Pourquoi être tenu de se « désolidariser » de quelqu’un avec qui on ne partage qu’une dimension à laquelle la volonté peut être étrangère ? En quoi peut-on être tenu responsable d’être ce que l’on est, lorsque l’on n’a pas choisi de l’être ? Et quand bien même le crime est commis au nom de ce que l’on possède en commun avec son auteur, et que cela-même relève d’une décision consciente et assumée (appartenance idéologique, choix de vie, opinion, conviction, engagement…) et non d’un pur héritage, en quoi cela fait-il de soi un acolyte dans l’action d’un autre ?
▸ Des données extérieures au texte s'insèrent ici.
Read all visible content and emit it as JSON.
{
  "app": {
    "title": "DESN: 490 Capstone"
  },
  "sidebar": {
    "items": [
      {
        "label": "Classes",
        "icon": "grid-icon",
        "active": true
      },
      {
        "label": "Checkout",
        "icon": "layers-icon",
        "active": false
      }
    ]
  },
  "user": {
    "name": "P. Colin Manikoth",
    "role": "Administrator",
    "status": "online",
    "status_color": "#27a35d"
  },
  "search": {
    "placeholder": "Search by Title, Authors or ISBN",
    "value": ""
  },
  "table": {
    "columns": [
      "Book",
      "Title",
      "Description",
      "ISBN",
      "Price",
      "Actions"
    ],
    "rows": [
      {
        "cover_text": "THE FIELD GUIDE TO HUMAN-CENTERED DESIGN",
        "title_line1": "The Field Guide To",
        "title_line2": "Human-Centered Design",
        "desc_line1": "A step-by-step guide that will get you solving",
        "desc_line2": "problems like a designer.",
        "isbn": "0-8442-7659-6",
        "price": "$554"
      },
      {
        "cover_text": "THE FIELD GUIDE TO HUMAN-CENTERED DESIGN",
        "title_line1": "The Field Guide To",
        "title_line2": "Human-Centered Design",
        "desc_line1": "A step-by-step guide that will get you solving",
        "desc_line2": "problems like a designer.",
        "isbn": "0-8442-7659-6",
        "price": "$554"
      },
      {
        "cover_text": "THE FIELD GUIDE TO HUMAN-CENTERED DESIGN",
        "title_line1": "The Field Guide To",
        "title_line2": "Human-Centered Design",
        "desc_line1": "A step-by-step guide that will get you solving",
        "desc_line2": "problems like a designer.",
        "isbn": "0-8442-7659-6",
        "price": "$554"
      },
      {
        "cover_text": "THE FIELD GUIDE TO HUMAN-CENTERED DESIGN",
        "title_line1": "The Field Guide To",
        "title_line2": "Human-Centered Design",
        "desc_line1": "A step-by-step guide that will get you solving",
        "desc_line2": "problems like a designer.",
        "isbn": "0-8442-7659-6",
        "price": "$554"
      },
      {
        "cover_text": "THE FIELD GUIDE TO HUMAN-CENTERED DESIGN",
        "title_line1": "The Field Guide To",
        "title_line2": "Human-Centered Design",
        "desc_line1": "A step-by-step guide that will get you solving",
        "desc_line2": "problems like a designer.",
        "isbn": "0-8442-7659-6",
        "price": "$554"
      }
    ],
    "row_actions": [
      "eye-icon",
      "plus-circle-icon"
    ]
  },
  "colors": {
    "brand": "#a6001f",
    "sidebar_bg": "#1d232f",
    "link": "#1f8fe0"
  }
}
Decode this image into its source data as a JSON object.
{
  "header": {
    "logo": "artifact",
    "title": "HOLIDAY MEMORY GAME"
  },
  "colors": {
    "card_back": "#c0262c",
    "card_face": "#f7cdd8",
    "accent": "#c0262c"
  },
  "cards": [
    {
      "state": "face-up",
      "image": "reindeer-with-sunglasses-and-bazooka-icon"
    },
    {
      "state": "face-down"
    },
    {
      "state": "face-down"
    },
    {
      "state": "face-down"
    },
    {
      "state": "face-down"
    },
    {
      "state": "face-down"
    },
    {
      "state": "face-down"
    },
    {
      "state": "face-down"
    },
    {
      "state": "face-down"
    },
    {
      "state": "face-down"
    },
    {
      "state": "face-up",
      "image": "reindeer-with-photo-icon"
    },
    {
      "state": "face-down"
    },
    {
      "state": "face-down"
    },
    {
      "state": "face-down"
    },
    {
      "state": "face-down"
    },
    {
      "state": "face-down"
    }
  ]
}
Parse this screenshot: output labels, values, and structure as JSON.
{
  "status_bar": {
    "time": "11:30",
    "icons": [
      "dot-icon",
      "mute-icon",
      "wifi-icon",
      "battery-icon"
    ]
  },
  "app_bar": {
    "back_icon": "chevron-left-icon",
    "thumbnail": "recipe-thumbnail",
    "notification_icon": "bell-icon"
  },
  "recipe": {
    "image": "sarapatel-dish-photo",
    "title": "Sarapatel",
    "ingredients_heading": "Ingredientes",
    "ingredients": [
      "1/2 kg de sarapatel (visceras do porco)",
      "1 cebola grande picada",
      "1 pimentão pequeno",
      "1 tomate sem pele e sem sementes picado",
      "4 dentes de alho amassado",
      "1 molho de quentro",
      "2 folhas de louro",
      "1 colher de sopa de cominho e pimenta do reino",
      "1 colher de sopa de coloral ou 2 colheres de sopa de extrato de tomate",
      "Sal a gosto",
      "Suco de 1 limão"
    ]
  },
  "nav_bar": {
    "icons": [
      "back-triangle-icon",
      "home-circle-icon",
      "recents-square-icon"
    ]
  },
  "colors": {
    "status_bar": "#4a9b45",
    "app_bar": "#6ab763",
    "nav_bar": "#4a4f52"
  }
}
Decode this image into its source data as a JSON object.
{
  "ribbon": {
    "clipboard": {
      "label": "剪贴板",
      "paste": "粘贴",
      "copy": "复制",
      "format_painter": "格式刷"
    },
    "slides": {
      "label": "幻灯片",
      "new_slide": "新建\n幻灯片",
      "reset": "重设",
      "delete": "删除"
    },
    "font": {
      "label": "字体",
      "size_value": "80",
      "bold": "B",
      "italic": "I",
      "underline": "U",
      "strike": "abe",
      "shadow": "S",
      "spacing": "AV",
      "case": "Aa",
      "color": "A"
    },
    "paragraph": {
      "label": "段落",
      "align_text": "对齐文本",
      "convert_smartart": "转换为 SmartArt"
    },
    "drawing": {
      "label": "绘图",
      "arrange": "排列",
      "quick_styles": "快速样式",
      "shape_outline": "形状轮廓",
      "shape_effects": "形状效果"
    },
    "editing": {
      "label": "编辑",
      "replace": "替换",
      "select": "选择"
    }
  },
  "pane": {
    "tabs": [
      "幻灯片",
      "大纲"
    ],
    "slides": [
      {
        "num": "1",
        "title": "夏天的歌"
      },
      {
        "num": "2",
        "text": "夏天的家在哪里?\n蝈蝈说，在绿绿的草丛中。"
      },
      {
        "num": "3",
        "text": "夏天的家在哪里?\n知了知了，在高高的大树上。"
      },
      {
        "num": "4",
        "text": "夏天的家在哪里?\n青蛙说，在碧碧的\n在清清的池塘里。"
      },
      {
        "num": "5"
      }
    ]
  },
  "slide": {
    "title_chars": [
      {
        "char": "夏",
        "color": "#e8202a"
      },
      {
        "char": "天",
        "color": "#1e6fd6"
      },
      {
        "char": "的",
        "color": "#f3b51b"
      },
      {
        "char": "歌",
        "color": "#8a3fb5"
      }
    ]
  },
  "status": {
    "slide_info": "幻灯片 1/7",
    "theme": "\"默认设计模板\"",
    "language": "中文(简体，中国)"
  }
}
Malhonnêteté de la dénégation
L’exclamation rencontre immédiatement son double au miroir de l’opinion. « Pas d’amalgame ! » entend-on répondre en réflexe compulsif, commandé par une colonne vertébrale déconnectée du cortex. L’imputation au groupe de la faute individuelle trouve là son envers en la négation absolue de l’appartenance de l’individu au groupe. Le soupçon collectif s’oppose à l’innocence collective ; la généralisation du mal se heurte à l’essentialisation du bien. Dans la conflagration de ce choc se révèle la commune naïveté coupable des deux postures.
Ce « pas d’amalgame » impose un ostracisme, le rejet symbolique et physique hors des frontières du groupe sous le verdict définitif « nous sommes les vrais ; lui est un faux – rien de semblable entre nous et lui », qui congédie l’individu fautif vers une extériorité radicale[2]. Le faisant étranger, il rassure à la fois au-dedans en niant la familiarité de la dimension pathologique de l’idéologie partagée, et au-dehors en affirmant l’innocuité du groupe pour l’ensemble.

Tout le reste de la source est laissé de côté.